Comment comprendre une entreprise comme Spotify, qui ne parle pas si ce n’est pour diffuser des messages médiatiques très contrôlés ? La question traverse toute cette obsession consacrée depuis trois ans à la grande révolution du streaming musical, qui s’est très souvent heurtée au silence de ce nouveau géant qui a capté en dix ans une grande partie de la musique en ligne. Comme Apple, comme Google ou Amazon, Spotify laisse glisser beaucoup de questions dans le grand fossé de l’oubli. C’est embêtant quand on est journaliste, c’est problématique quand on est utilisateur. C’est aussi un défi quand on est une équipe de chercheurs venus de Suède – le pays de naissance de Spotify –, qui rassemble ethnologues, sociologues, économistes et spécialistes de la communication et cherche à comprendre comment ce mastodonte organise ou recommande la musique.
Chercheurs des universités de Stockholm et Umeå, Maria Eriksson, Rasmus Fleischer, Anna Johansson, Pelle Snickars et Patrick Vonderau ont donc entrepris, face à l’absence de collaboration de l’entreprise, de démonter Spotify pièce par pièce. De pratiquer le reverse engineering comme d’autres dépiautent des moteurs ou des téléphones pour comprendre comment ils ont été conçus. C’est l’esprit du titre de leur ouvrage, Spotify Teardown, tout juste paru aux éditions MIT Press mais pas encore traduit de l’anglais : un démontage de Spotify.
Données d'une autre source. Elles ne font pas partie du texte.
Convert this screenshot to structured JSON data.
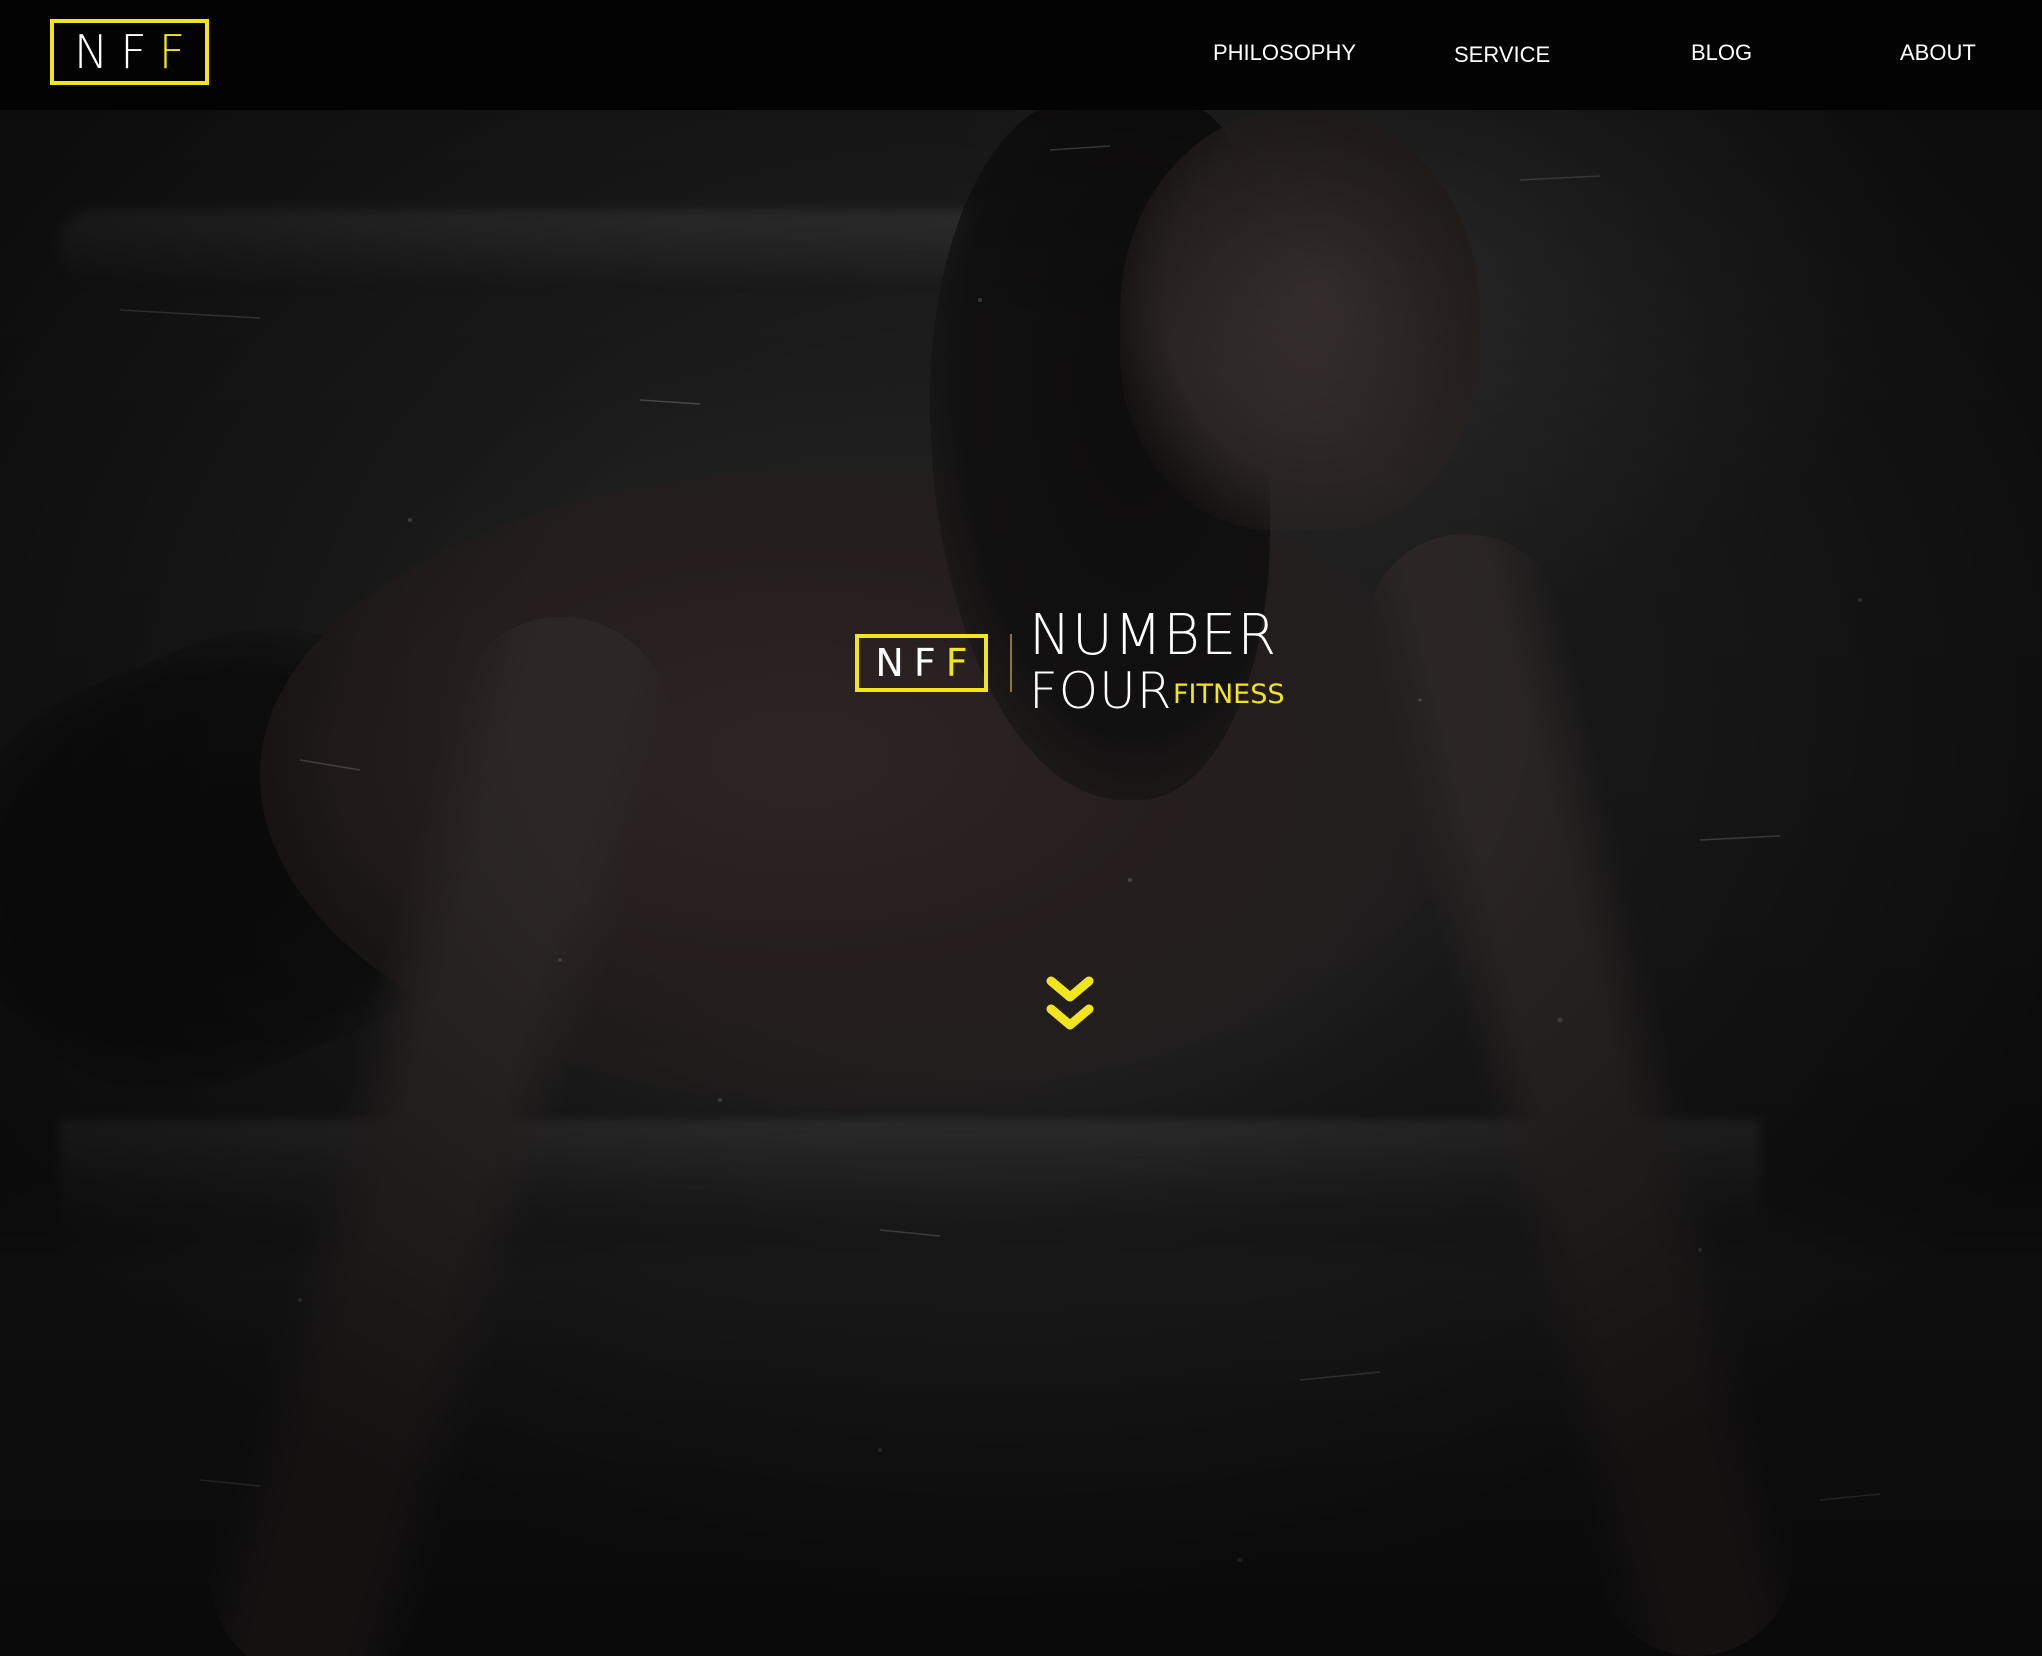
{
  "brand": {
    "logo_letters_main": "NF",
    "logo_letters_accent": "F",
    "hero_word_1": "NUMBER",
    "hero_word_2": "FOUR",
    "hero_word_3": "FITNESS"
  },
  "nav": {
    "items": [
      {
        "label": "PHILOSOPHY"
      },
      {
        "label": "SERVICE"
      },
      {
        "label": "BLOG"
      },
      {
        "label": "ABOUT"
      }
    ]
  },
  "hero": {
    "scroll_icon": "double-chevron-down-icon"
  },
  "colors": {
    "accent": "#f2e51c",
    "topbar": "#030303",
    "text": "#ffffff"
  }
}
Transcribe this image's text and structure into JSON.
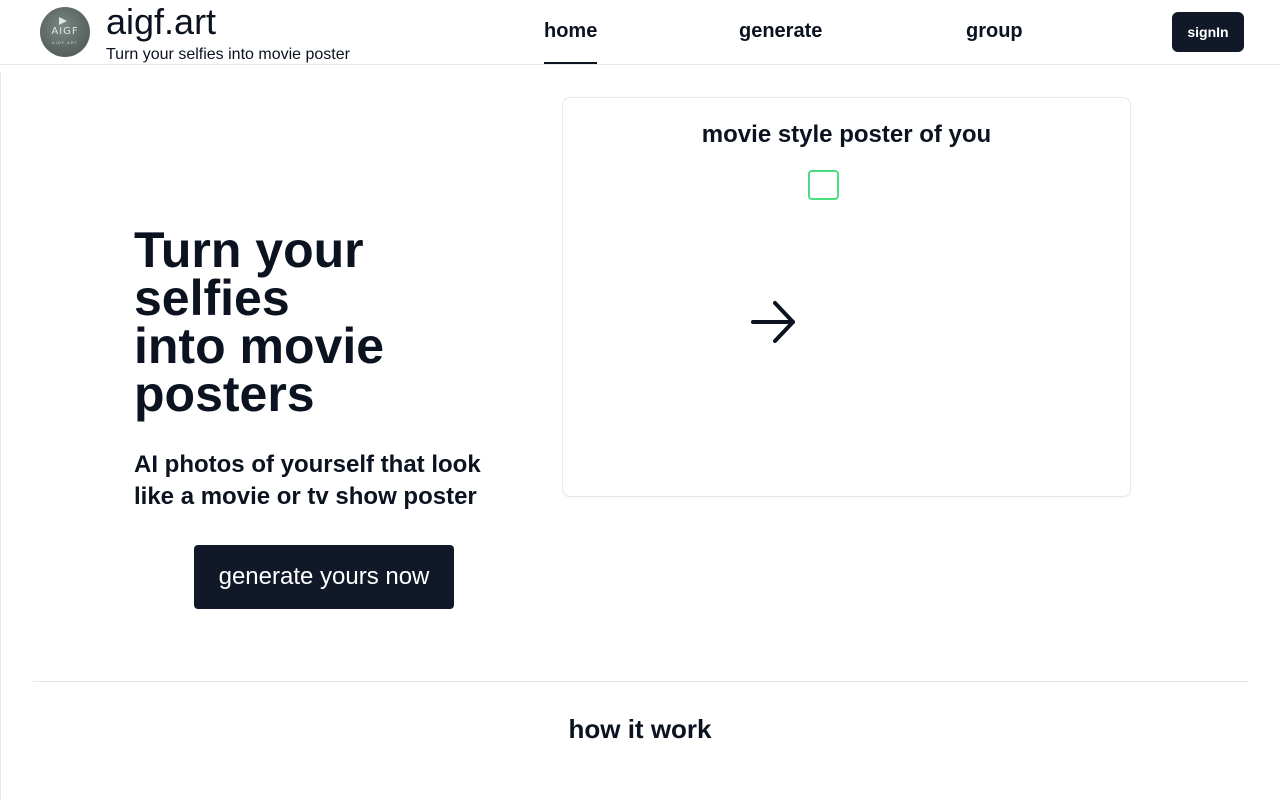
{
  "header": {
    "brand_name": "aigf.art",
    "tagline": "Turn your selfies into movie poster",
    "logo_text": "AIGF",
    "logo_subtext": "AIGF.ART",
    "nav": [
      {
        "label": "home",
        "active": true
      },
      {
        "label": "generate",
        "active": false
      },
      {
        "label": "group",
        "active": false
      }
    ],
    "signin_label": "signIn"
  },
  "hero": {
    "title_lines": [
      "Turn your",
      "selfies",
      "into movie",
      "posters"
    ],
    "subtitle": "AI photos of yourself that look like a movie or tv show poster",
    "cta_label": "generate yours now"
  },
  "card": {
    "title": "movie style poster of you",
    "arrow_icon": "arrow-right-icon"
  },
  "section": {
    "title": "how it work"
  },
  "colors": {
    "primary": "#111827",
    "text": "#0b1220",
    "border": "#e5e7eb",
    "placeholder_border": "#4ade80"
  }
}
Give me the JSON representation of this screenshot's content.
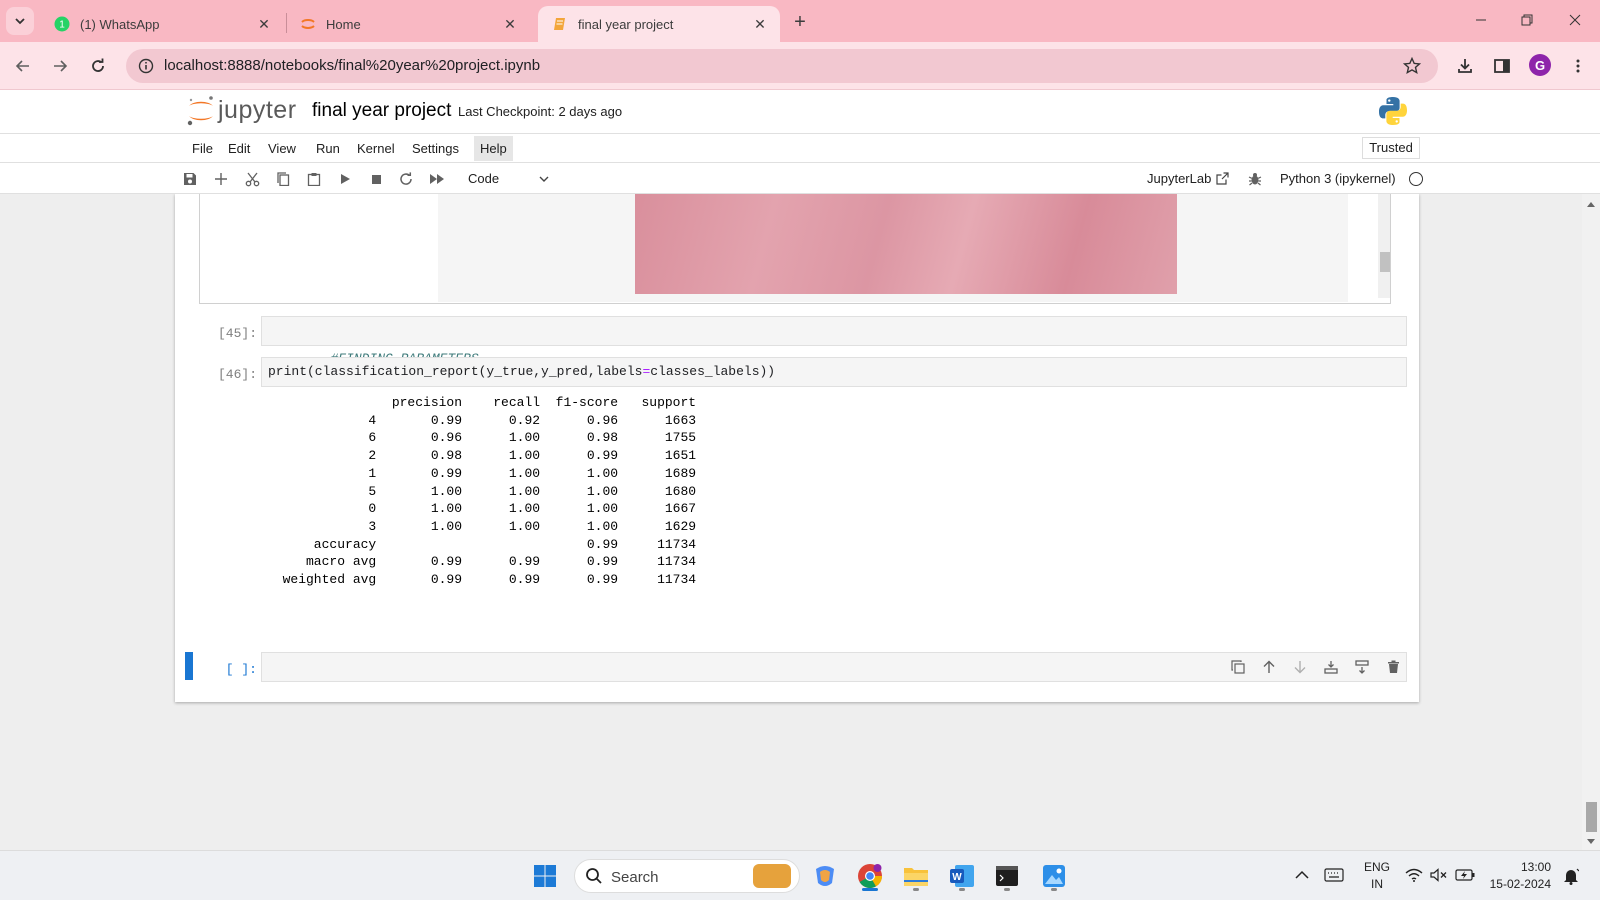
{
  "browser": {
    "tabs": [
      {
        "title": "(1) WhatsApp",
        "icon": "whatsapp-icon",
        "active": false
      },
      {
        "title": "Home",
        "icon": "jupyter-icon",
        "active": false
      },
      {
        "title": "final year project",
        "icon": "notebook-icon",
        "active": true
      }
    ],
    "url": "localhost:8888/notebooks/final%20year%20project.ipynb",
    "profile_initial": "G"
  },
  "jupyter": {
    "wordmark": "jupyter",
    "notebook_title": "final year project",
    "checkpoint": "Last Checkpoint: 2 days ago",
    "menu": [
      "File",
      "Edit",
      "View",
      "Run",
      "Kernel",
      "Settings",
      "Help"
    ],
    "active_menu": "Help",
    "trusted": "Trusted",
    "cell_type": "Code",
    "jupyterlab_link": "JupyterLab",
    "kernel": "Python 3 (ipykernel)"
  },
  "cells": [
    {
      "prompt": "[45]:",
      "source": "#FINDING PARAMETERS"
    },
    {
      "prompt": "[46]:",
      "source_parts": [
        "print(classification_report(y_true,y_pred,labels",
        "=",
        "classes_labels))"
      ]
    },
    {
      "prompt": "[ ]:",
      "source": ""
    }
  ],
  "classification_report": {
    "header": [
      "precision",
      "recall",
      "f1-score",
      "support"
    ],
    "rows": [
      {
        "label": "4",
        "precision": "0.99",
        "recall": "0.92",
        "f1": "0.96",
        "support": "1663"
      },
      {
        "label": "6",
        "precision": "0.96",
        "recall": "1.00",
        "f1": "0.98",
        "support": "1755"
      },
      {
        "label": "2",
        "precision": "0.98",
        "recall": "1.00",
        "f1": "0.99",
        "support": "1651"
      },
      {
        "label": "1",
        "precision": "0.99",
        "recall": "1.00",
        "f1": "1.00",
        "support": "1689"
      },
      {
        "label": "5",
        "precision": "1.00",
        "recall": "1.00",
        "f1": "1.00",
        "support": "1680"
      },
      {
        "label": "0",
        "precision": "1.00",
        "recall": "1.00",
        "f1": "1.00",
        "support": "1667"
      },
      {
        "label": "3",
        "precision": "1.00",
        "recall": "1.00",
        "f1": "1.00",
        "support": "1629"
      }
    ],
    "summary": [
      {
        "label": "accuracy",
        "precision": "",
        "recall": "",
        "f1": "0.99",
        "support": "11734"
      },
      {
        "label": "macro avg",
        "precision": "0.99",
        "recall": "0.99",
        "f1": "0.99",
        "support": "11734"
      },
      {
        "label": "weighted avg",
        "precision": "0.99",
        "recall": "0.99",
        "f1": "0.99",
        "support": "11734"
      }
    ]
  },
  "taskbar": {
    "search_label": "Search",
    "language": [
      "ENG",
      "IN"
    ],
    "time": "13:00",
    "date": "15-02-2024"
  }
}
Pour dévoiler l’intérieur de la plateforme, l’équipe suédoise a usé de moyens à la limite de la légalité, créant de la musique pour étudier sa circulation, lançant des robots pour écouter en boucle certains titres afin de comparer la recommandation de titres déjà connus et celle des inconnus… Spotify n’a pas apprécié et a mis la pression sur les scientifiques pour qu’ils arrêtent de creuser.